4

So for a single word substring count in some text, I can use some_text.split().count(single_word_substring). How can I do that for a multi-word substring count in some text?

Examples:

text = 'he is going to school. abc is going to school. xyz is going to school.'
to_be_found = 'going to school'

count should be 3.

text = 'he is going to school. abc is going to school. xyz is going to school.'
to_be_found = 'going to'

count should be 3.

text = 'he is going to school. abc is going to school. xyz is going to school.'
to_be_found = 'go'

count should be 0.

text = 'he is going to school. abc-xyz is going to school. xyz is going to school.'
to_be_found = 'school'

count should be 3.

text = 'he is going to school. abc-xyz is going to school. xyz is going to school.'
to_be_found = 'abc-xyz'

count should be 1.

Assumption 1: Everything is lower-case. Assumption 2: The text can contain anything. Assumption 3: The to be found can contain anything too. For example, car with 4 passengers, xyz & abc, etc.
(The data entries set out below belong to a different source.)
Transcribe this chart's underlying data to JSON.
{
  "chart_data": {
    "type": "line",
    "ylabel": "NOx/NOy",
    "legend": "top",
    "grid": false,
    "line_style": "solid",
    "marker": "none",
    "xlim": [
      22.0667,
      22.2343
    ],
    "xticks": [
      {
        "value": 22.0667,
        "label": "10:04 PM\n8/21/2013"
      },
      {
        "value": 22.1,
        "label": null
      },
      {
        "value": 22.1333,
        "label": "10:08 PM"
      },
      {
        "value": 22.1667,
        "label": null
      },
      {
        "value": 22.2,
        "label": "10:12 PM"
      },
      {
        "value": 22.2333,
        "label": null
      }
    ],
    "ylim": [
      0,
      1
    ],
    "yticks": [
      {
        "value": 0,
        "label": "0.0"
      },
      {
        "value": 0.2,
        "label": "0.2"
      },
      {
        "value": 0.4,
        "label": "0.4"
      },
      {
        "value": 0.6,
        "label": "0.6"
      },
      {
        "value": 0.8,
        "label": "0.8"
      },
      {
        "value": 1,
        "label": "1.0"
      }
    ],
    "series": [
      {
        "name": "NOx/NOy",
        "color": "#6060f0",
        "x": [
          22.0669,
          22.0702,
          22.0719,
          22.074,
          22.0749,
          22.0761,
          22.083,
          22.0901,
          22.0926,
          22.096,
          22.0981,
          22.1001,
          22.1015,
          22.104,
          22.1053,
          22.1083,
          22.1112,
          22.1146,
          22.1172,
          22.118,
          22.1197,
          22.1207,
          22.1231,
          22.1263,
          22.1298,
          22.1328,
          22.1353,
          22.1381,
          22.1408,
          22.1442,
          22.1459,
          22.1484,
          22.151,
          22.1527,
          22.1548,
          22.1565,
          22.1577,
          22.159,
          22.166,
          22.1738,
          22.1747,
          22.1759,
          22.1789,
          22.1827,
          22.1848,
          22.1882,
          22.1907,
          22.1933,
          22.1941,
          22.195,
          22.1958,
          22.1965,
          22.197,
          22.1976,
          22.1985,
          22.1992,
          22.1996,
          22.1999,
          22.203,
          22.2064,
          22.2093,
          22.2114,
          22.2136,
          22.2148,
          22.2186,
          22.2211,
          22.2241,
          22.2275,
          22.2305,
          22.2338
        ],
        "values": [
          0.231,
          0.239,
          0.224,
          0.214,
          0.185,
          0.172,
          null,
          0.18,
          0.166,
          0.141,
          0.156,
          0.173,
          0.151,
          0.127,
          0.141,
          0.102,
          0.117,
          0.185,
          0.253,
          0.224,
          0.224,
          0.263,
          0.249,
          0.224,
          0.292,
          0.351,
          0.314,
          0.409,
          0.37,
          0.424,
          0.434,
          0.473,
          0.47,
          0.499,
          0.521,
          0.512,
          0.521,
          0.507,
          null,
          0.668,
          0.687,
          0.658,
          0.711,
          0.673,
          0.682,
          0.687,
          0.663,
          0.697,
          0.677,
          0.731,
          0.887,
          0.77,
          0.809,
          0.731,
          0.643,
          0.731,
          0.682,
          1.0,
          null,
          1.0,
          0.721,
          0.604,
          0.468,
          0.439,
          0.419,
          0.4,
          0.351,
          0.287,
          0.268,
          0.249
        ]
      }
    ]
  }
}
NOTE: REGEX based solutions are acceptable. I am just curious if it's possible without regex (nice to have and just for others who may be interested in this in future).

utengr
  • 3,225
  • 3
  • 29
  • 68
  • 1
    Have you tried using [`re.findall`](https://docs.python.org/3/library/re.html#re.findall)? – kingkupps Jan 27 '21 at 22:20
  • 1
    Perhaps `re.findall(fr'\b{to_be_found}\b', text)` and take the `len` of the result? – Nick Jan 27 '21 at 22:21
  • This works but seems to a bit slower. Maybe you should add as an answer so I can accept it. It could be useful for other OPs. – utengr Jan 27 '21 at 22:32
  • I have an answer with rexeg but I took it down because you said you are not looking for regex option? Should I put it back or no? – Jakub Szlaur Jan 27 '21 at 22:36
  • Currently I am working on answer without the regex module ... – Jakub Szlaur Jan 27 '21 at 22:36
  • Both are acceptable answers (with/with out regex). I couldn't figure one out without regex so I am interested in that one more but for community, both should be there. – utengr Jan 27 '21 at 22:40
  • considering special characters like full-stop as part of word makes it tricky to handle without regex. It is doable, but not worth it when compared to regex based solution already shared above – Moinuddin Quadri Jan 27 '21 at 22:44
  • @Anonymous In to be found, full stop is not part of the string in this example. However, the main text can contain anything. To be found can also contain special characters such as & or -. – utengr Jan 27 '21 at 22:48
  • I also just tested re.findall(fr'\b{to_be_found}\b', text) with to be found = 'school." and it returns only 1 whereas it should return 3. – utengr Jan 27 '21 at 22:53
  • 1
    My comment is about first sentence `"he is going to school. abc is going to school."`. You need exact match of the `to_be_found` instead of just substring match, but you want to consider `.` as optional. Splitting the string to words will consider `.` as part of, `shool.` and won't be consider for exact match when done with `school`. One way to handle is to remove all special characters in the string. But doing so without regex will require iteration on your entire string (one char at a time). Then you can `str.count()` on ` to_be_found`. – Moinuddin Quadri Jan 27 '21 at 22:54
  • 1
    all this is not worth it when you can achieve it with `re.findall()`. Regarding your last comment, you need to replace `.` with `\.` in regex expression, i.e `school\.`, as single `.` has special meaning in regex – Moinuddin Quadri Jan 27 '21 at 22:57
  • @Anonymous Oh got it now, thanks for the explanation. You are right, it gets complicated without regex. The original text contains lots of such special symbols connected to words so I guess it may not be possible without regex. – utengr Jan 27 '21 at 22:58
  • 2
    it is possible, but not optimal – Moinuddin Quadri Jan 27 '21 at 22:59
  • @utengr the suggestion I made won't work for something like `school.` as there is no word boundary at the end. – Nick Jan 27 '21 at 23:07
  • @Nick you should add your answer so I can accept it since the rest of the answers are not what I am looking for. – utengr Jan 29 '21 at 10:24
  • @utengr but my answer will not work for `school.`. – Nick Jan 29 '21 at 12:14

4 Answers4

1

Here's a working solution using regex:

import re

def occurrences(text,to_be_found):
    return len(re.findall(rf'\W{to_be_found}\W', text))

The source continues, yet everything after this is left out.